USA chcą wspólnej polityki klimatycznej z Chinami, ale nie zapominają o prawach człowieka

5 lutego 2021, 07:00 Alert

Przedstawiciel USA do spraw polityki klimatycznej John Kerry wyraził wolę współpracy z jego chińskim odpowiednikiem Xie Zhenhua, który został nominowany trzeciego lutego. Amerykanie nie zapominają jednak o wrogim działaniu Państwa Środka, w tym łamaniu praw człowieka.

John Kerry. Fot. Munich Security Conference
John Kerry. Fot. Munich Security Conference

Xie przewodził chińskiej delegacji podczas globalnych rozmów klimatycznych w latach 2007-18, także z udziałem Kerryego w roli wiceprezydenta. Obecny prezydent USA Joe Biden podpisał dekret o powrocie USA do porozumienia klimatycznego z Paryża zakładającego globalną współpracę na rzecz walki ze zmianami klimatu.

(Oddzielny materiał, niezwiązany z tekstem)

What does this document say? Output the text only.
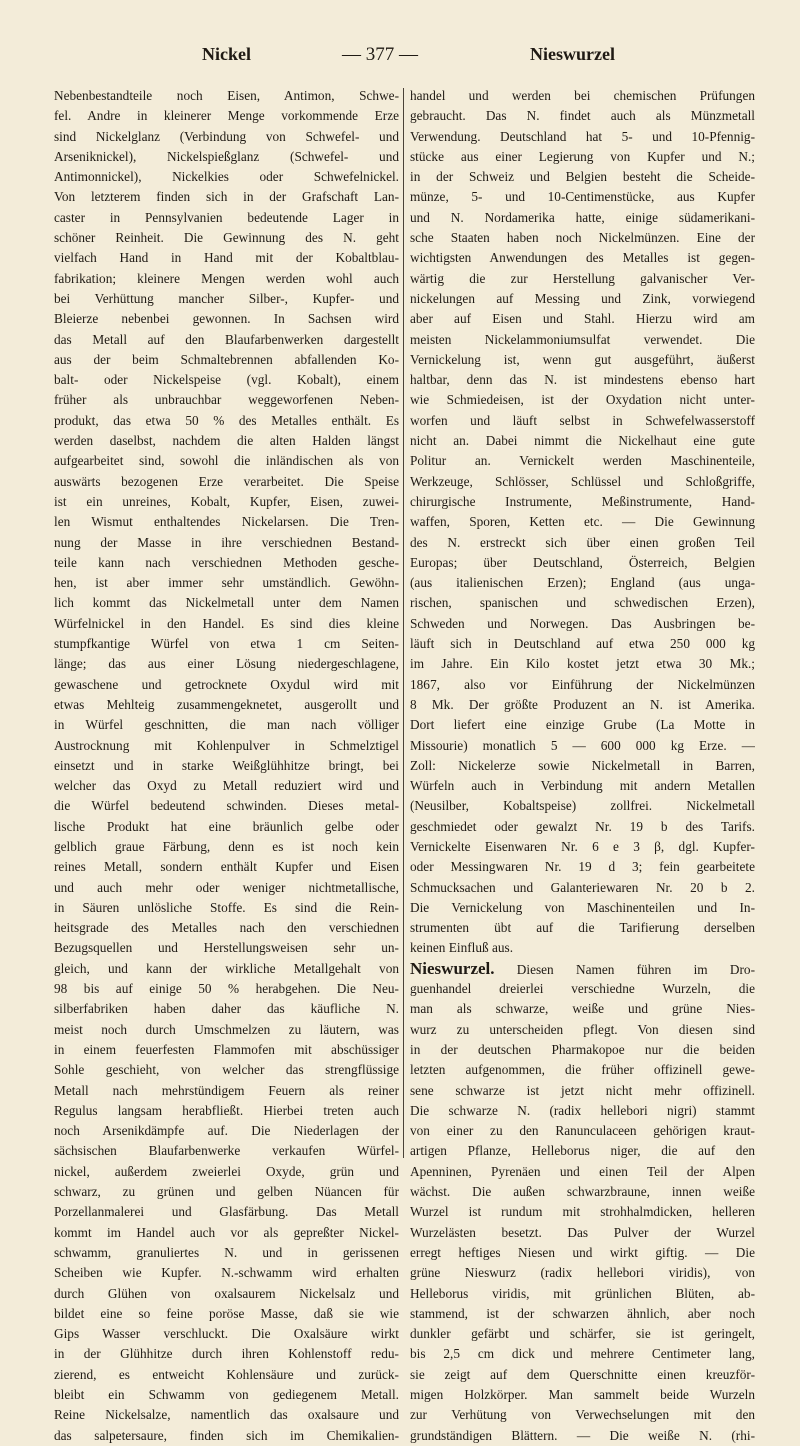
Nickel	— 377 —	Nieswurzel
Nebenbestandteile noch Eisen, Antimon, Schwe-
fel. Andre in kleinerer Menge vorkommende Erze
sind Nickelglanz (Verbindung von Schwefel- und
Arseniknickel), Nickelspießglanz (Schwefel- und
Antimonnickel), Nickelkies oder Schwefelnickel.
Von letzterem finden sich in der Grafschaft Lan-
caster in Pennsylvanien bedeutende Lager in
schöner Reinheit. Die Gewinnung des N. geht
vielfach Hand in Hand mit der Kobaltblau-
fabrikation; kleinere Mengen werden wohl auch
bei Verhüttung mancher Silber-, Kupfer- und
Bleierze nebenbei gewonnen. In Sachsen wird
das Metall auf den Blaufarbenwerken dargestellt
aus der beim Schmaltebrennen abfallenden Ko-
balt- oder Nickelspeise (vgl. Kobalt), einem
früher als unbrauchbar weggeworfenen Neben-
produkt, das etwa 50 % des Metalles enthält. Es
werden daselbst, nachdem die alten Halden längst
aufgearbeitet sind, sowohl die inländischen als von
auswärts bezogenen Erze verarbeitet. Die Speise
ist ein unreines, Kobalt, Kupfer, Eisen, zuwei-
len Wismut enthaltendes Nickelarsen. Die Tren-
nung der Masse in ihre verschiednen Bestand-
teile kann nach verschiednen Methoden gesche-
hen, ist aber immer sehr umständlich. Gewöhn-
lich kommt das Nickelmetall unter dem Namen
Würfelnickel in den Handel. Es sind dies kleine
stumpfkantige Würfel von etwa 1 cm Seiten-
länge; das aus einer Lösung niedergeschlagene,
gewaschene und getrocknete Oxydul wird mit
etwas Mehlteig zusammengeknetet, ausgerollt und
in Würfel geschnitten, die man nach völliger
Austrocknung mit Kohlenpulver in Schmelztigel
einsetzt und in starke Weißglühhitze bringt, bei
welcher das Oxyd zu Metall reduziert wird und
die Würfel bedeutend schwinden. Dieses metal-
lische Produkt hat eine bräunlich gelbe oder
gelblich graue Färbung, denn es ist noch kein
reines Metall, sondern enthält Kupfer und Eisen
und auch mehr oder weniger nichtmetallische,
in Säuren unlösliche Stoffe. Es sind die Rein-
heitsgrade des Metalles nach den verschiednen
Bezugsquellen und Herstellungsweisen sehr un-
gleich, und kann der wirkliche Metallgehalt von
98 bis auf einige 50 % herabgehen. Die Neu-
silberfabriken haben daher das käufliche N.
meist noch durch Umschmelzen zu läutern, was
in einem feuerfesten Flammofen mit abschüssiger
Sohle geschieht, von welcher das strengflüssige
Metall nach mehrstündigem Feuern als reiner
Regulus langsam herabfließt. Hierbei treten auch
noch Arsenikdämpfe auf. Die Niederlagen der
sächsischen Blaufarbenwerke verkaufen Würfel-
nickel, außerdem zweierlei Oxyde, grün und
schwarz, zu grünen und gelben Nüancen für
Porzellanmalerei und Glasfärbung. Das Metall
kommt im Handel auch vor als gepreßter Nickel-
schwamm, granuliertes N. und in gerissenen
Scheiben wie Kupfer. N.-schwamm wird erhalten
durch Glühen von oxalsaurem Nickelsalz und
bildet eine so feine poröse Masse, daß sie wie
Gips Wasser verschluckt. Die Oxalsäure wirkt
in der Glühhitze durch ihren Kohlenstoff redu-
zierend, es entweicht Kohlensäure und zurück-
bleibt ein Schwamm von gediegenem Metall.
Reine Nickelsalze, namentlich das oxalsaure und
das salpetersaure, finden sich im Chemikalien-
handel und werden bei chemischen Prüfungen
gebraucht. Das N. findet auch als Münzmetall
Verwendung. Deutschland hat 5- und 10-Pfennig-
stücke aus einer Legierung von Kupfer und N.;
in der Schweiz und Belgien besteht die Scheide-
münze, 5- und 10-Centimenstücke, aus Kupfer
und N. Nordamerika hatte, einige südamerikani-
sche Staaten haben noch Nickelmünzen. Eine der
wichtigsten Anwendungen des Metalles ist gegen-
wärtig die zur Herstellung galvanischer Ver-
nickelungen auf Messing und Zink, vorwiegend
aber auf Eisen und Stahl. Hierzu wird am
meisten Nickelammoniumsulfat verwendet. Die
Vernickelung ist, wenn gut ausgeführt, äußerst
haltbar, denn das N. ist mindestens ebenso hart
wie Schmiedeisen, ist der Oxydation nicht unter-
worfen und läuft selbst in Schwefelwasserstoff
nicht an. Dabei nimmt die Nickelhaut eine gute
Politur an. Vernickelt werden Maschinenteile,
Werkzeuge, Schlösser, Schlüssel und Schloßgriffe,
chirurgische Instrumente, Meßinstrumente, Hand-
waffen, Sporen, Ketten etc. — Die Gewinnung
des N. erstreckt sich über einen großen Teil
Europas; über Deutschland, Österreich, Belgien
(aus italienischen Erzen); England (aus unga-
rischen, spanischen und schwedischen Erzen),
Schweden und Norwegen. Das Ausbringen be-
läuft sich in Deutschland auf etwa 250 000 kg
im Jahre. Ein Kilo kostet jetzt etwa 30 Mk.;
1867, also vor Einführung der Nickelmünzen
8 Mk. Der größte Produzent an N. ist Amerika.
Dort liefert eine einzige Grube (La Motte in
Missourie) monatlich 5 — 600 000 kg Erze. —
Zoll: Nickelerze sowie Nickelmetall in Barren,
Würfeln auch in Verbindung mit andern Metallen
(Neusilber, Kobaltspeise) zollfrei. Nickelmetall
geschmiedet oder gewalzt Nr. 19 b des Tarifs.
Vernickelte Eisenwaren Nr. 6 e 3 β, dgl. Kupfer-
oder Messingwaren Nr. 19 d 3; fein gearbeitete
Schmucksachen und Galanteriewaren Nr. 20 b 2.
Die Vernickelung von Maschinenteilen und In-
strumenten übt auf die Tarifierung derselben
keinen Einfluß aus.
Nieswurzel. Diesen Namen führen im Dro-
guenhandel dreierlei verschiedne Wurzeln, die
man als schwarze, weiße und grüne Nies-
wurz zu unterscheiden pflegt. Von diesen sind
in der deutschen Pharmakopoe nur die beiden
letzten aufgenommen, die früher offizinell gewe-
sene schwarze ist jetzt nicht mehr offizinell.
Die schwarze N. (radix hellebori nigri) stammt
von einer zu den Ranunculaceen gehörigen kraut-
artigen Pflanze, Helleborus niger, die auf den
Apenninen, Pyrenäen und einen Teil der Alpen
wächst. Die außen schwarzbraune, innen weiße
Wurzel ist rundum mit strohhalmdicken, helleren
Wurzelästen besetzt. Das Pulver der Wurzel
erregt heftiges Niesen und wirkt giftig. — Die
grüne Nieswurz (radix hellebori viridis), von
Helleborus viridis, mit grünlichen Blüten, ab-
stammend, ist der schwarzen ähnlich, aber noch
dunkler gefärbt und schärfer, sie ist geringelt,
bis 2,5 cm dick und mehrere Centimeter lang,
sie zeigt auf dem Querschnitte einen kreuzför-
migen Holzkörper. Man sammelt beide Wurzeln
zur Verhütung von Verwechselungen mit den
grundständigen Blättern. — Die weiße N. (rhi-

Kerry podkreślił, że współpraca USA z Chinami w polityce klimatycznej nie będzie oznaczać, że Amerykanie zaniedbają obawy o łamanie praw człowieka w tym kraju. – To nie targowanie klimatem za inne sprawy. Mamy jednak do czynienia ze swoistym kryzysem międzynarodowym, któremu musimy razem stawić czoła bez względu na wszystko – ocenił cytowany przez Reutersa.

W podobnym tonie wypowiadał się prezydent Joe Biden w przemowie w Departamencie Stanu USA. Zapowiedział, że będzie walczył z wrogimi działaniami Chin w sektorze gospodarki, łamaniem praw człowieka, kradzieżą własności intelektualnej, ale będzie też z nimi współpracował, gdy taki będzie interes amerykański.